Nicoline Sørensen is a Danish professional footballer playing for Everton in the Women’s Super League. Alongside her football career, Nicoline is currently studying innovation engineering and hopes to work in industry after she hangs up her boots. The Engineer caught up with her ahead of International Women’s Day to find out about her passion for engineering and how she finds the right balance between her sporting commitments and her studies.
What inspired you to study engineering and why innovation engineering in particular?
I’ve always loved subjects such as mathematics, biology and so on. The more technical part of school was just more natural to me, so it was very obvious for me to look at all the engineering studies.
In terms of innovation, my mom and dad started their own company back in the good old days, and especially my dad has always had an innovative mind – how can we do things even better than they are today or how can we solve the problem in a better way.
So bottom line is that process and innovation engineering really has been the natural choice for me.
Where are you studying and how does it fit in with your football career?
I’m studying at a Danish university called DTU (Technical University of Denmark), which is a technical university in Denmark. At the moment it’s really simple because everything is online due to Covid. Normally we would be in school almost every day.

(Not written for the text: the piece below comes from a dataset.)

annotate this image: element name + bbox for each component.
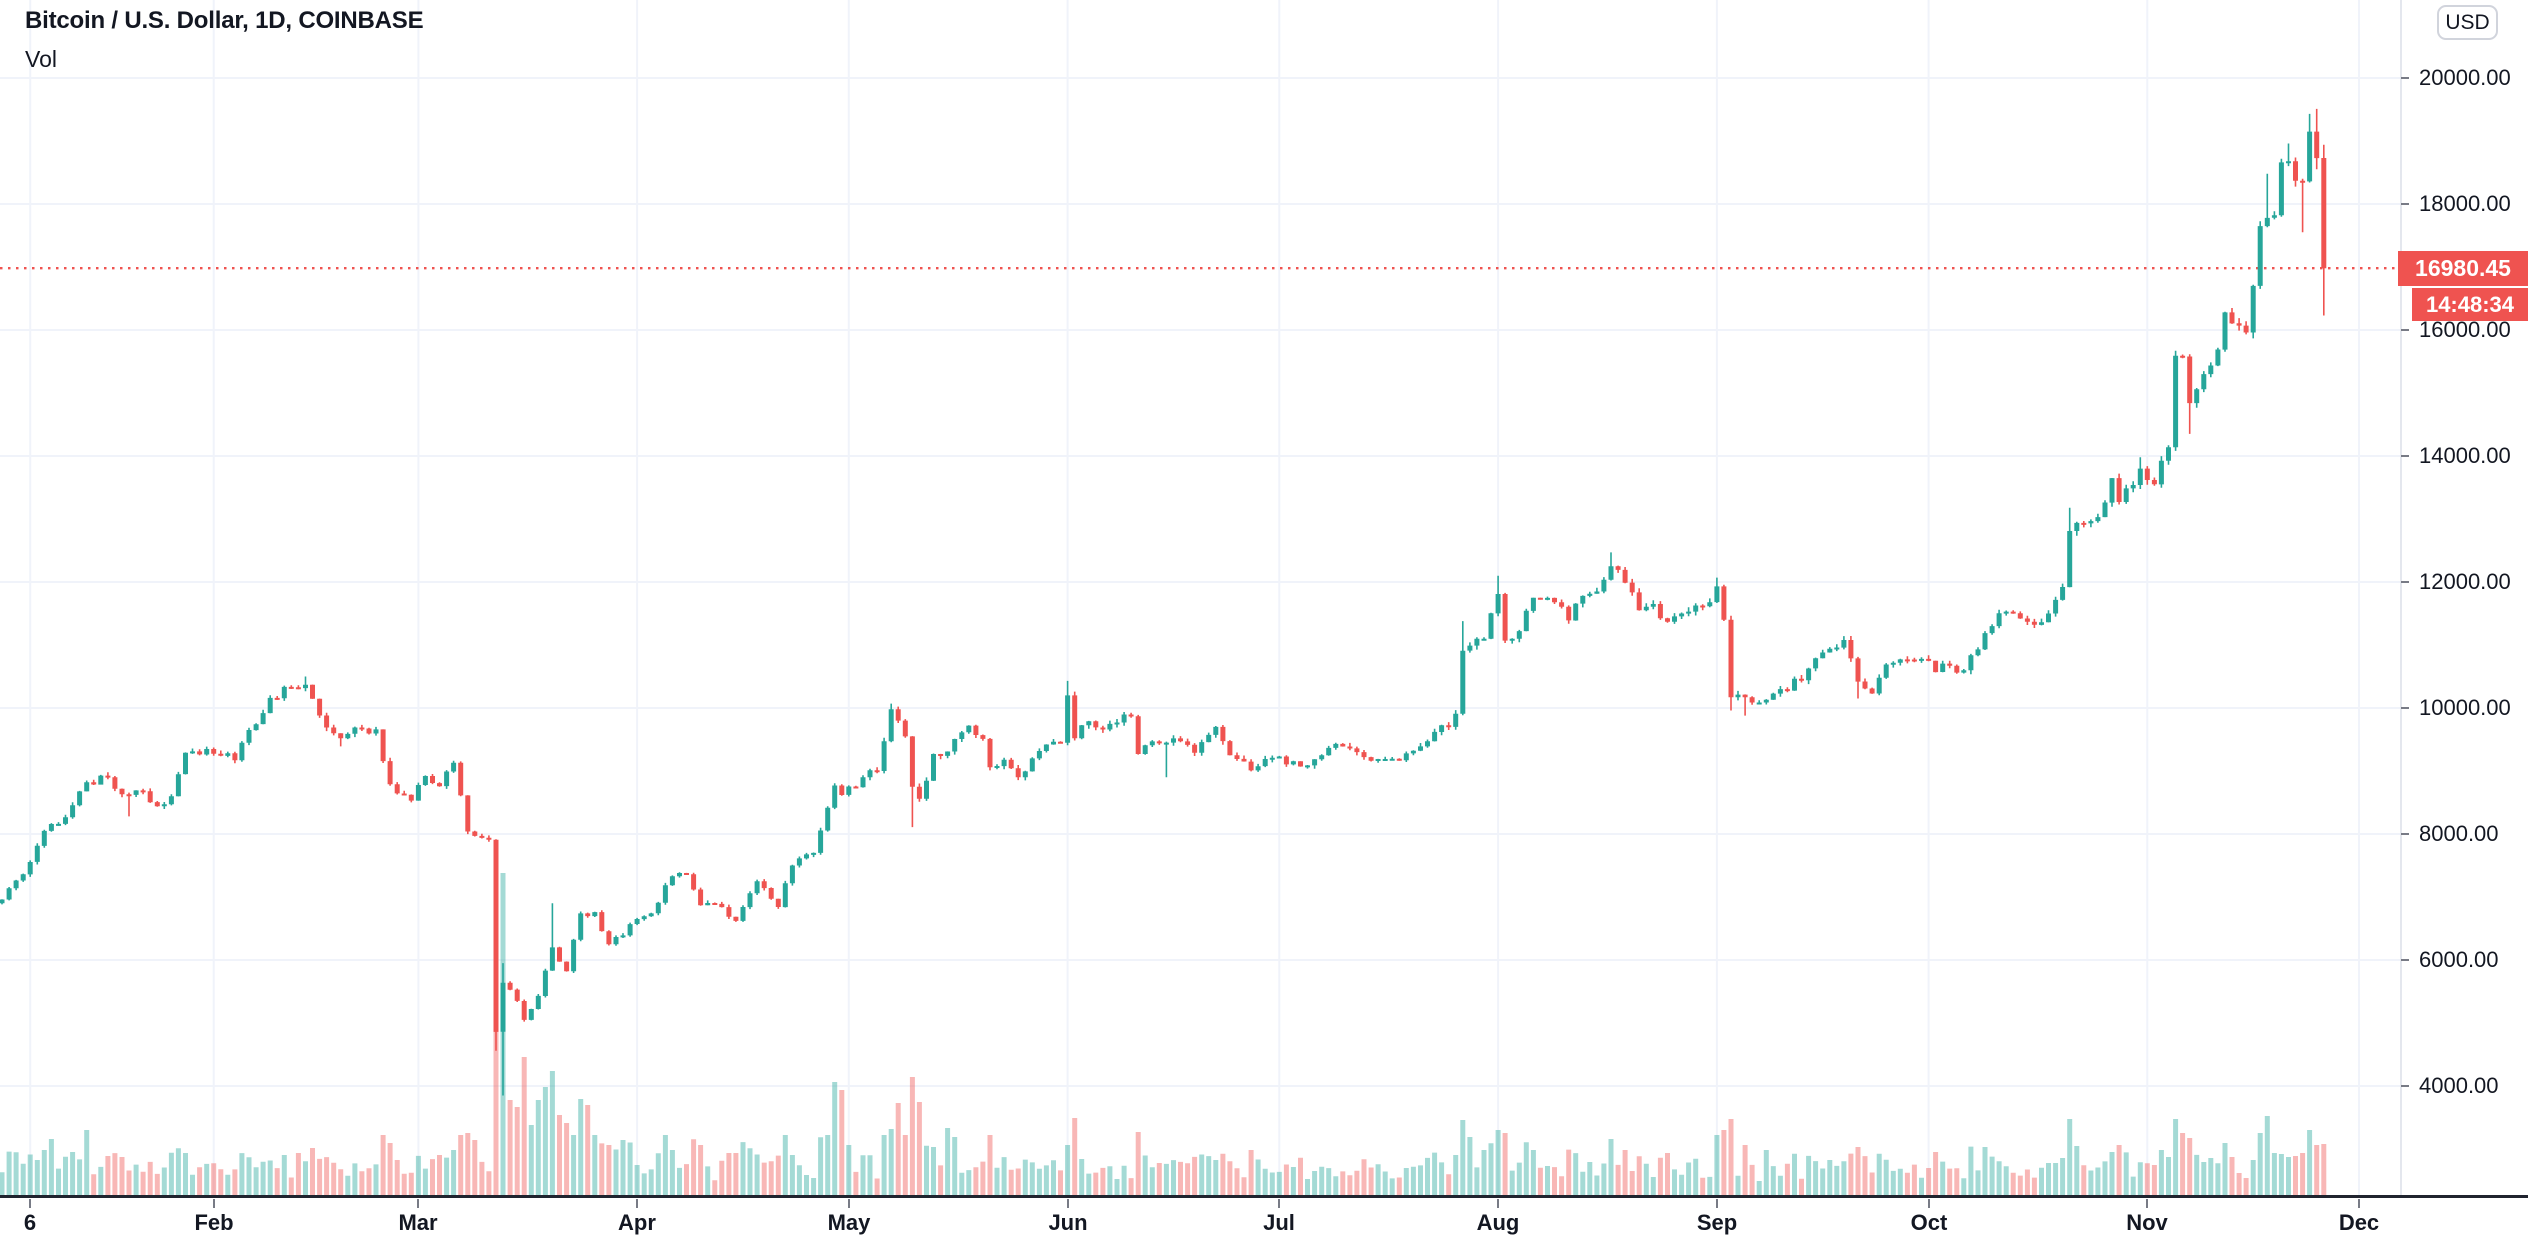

Normally it requires that I’m in Denmark and in school to be able to complete my study, but we try to find a solution on as many subjects as possible and from there, I’ll take the rest when I’m back in Denmark after my football career (or in my football-vacation).
It fits okay at the moment. I have classes in the morning before going to training, so that is really good. Sometimes I have to skip a class either due to training or a game – but we always work in big groups, so that makes it a lot easier for me to catch up after – and don’t leave anyone alone.
In your experience, is it common for female pros to study alongside their football commitments?
I have always been used to female players studying alongside their football. That’s because I’ve mostly played in Denmark where players aren’t full time professionals – so players either study or have a job.
I think it’s more common to see women’s players study beside their football because we have to think more about our life after football than the men have to.
And personally, I like to have something else than football in my life. I want to be smarter and learn new things all the time – and my studies really helps me with that.
Has all your learning so far has been online due to Covid? If so, has that been a challenge/disappointment?
As I said earlier, yes everything is online, and it has of course been different from what we are used to. We tried it in March 2020 as well, so we have tried it before and found a lot of tools and ways to do it, so we still can do the work we have to do.
Do you think there is any crossover in the skills/mentality required for football and engineering?
I definitely think there is.
My study is a lot about optimising and finding better ways to do it – and definitely think I benefit from that. I use a lot of it in football where I always strive to be better and optimise everything I do: training, recovery, food etc.
Is there a particular engineering sector you see yourself working in once your football career comes to an end?
Definitely something around process and innovation – it could also be an industrial designer. There is a lot of ways with my education – so I’m just really excited to see which options I get after (or during).
What’s the best piece of advice you can give to young women thinking about studying engineering?
My best advice, not only about studying engineering, playing football or whatever, is to be happy and do what you love the most.
If you are happy and do what you love, I know that the result will be great.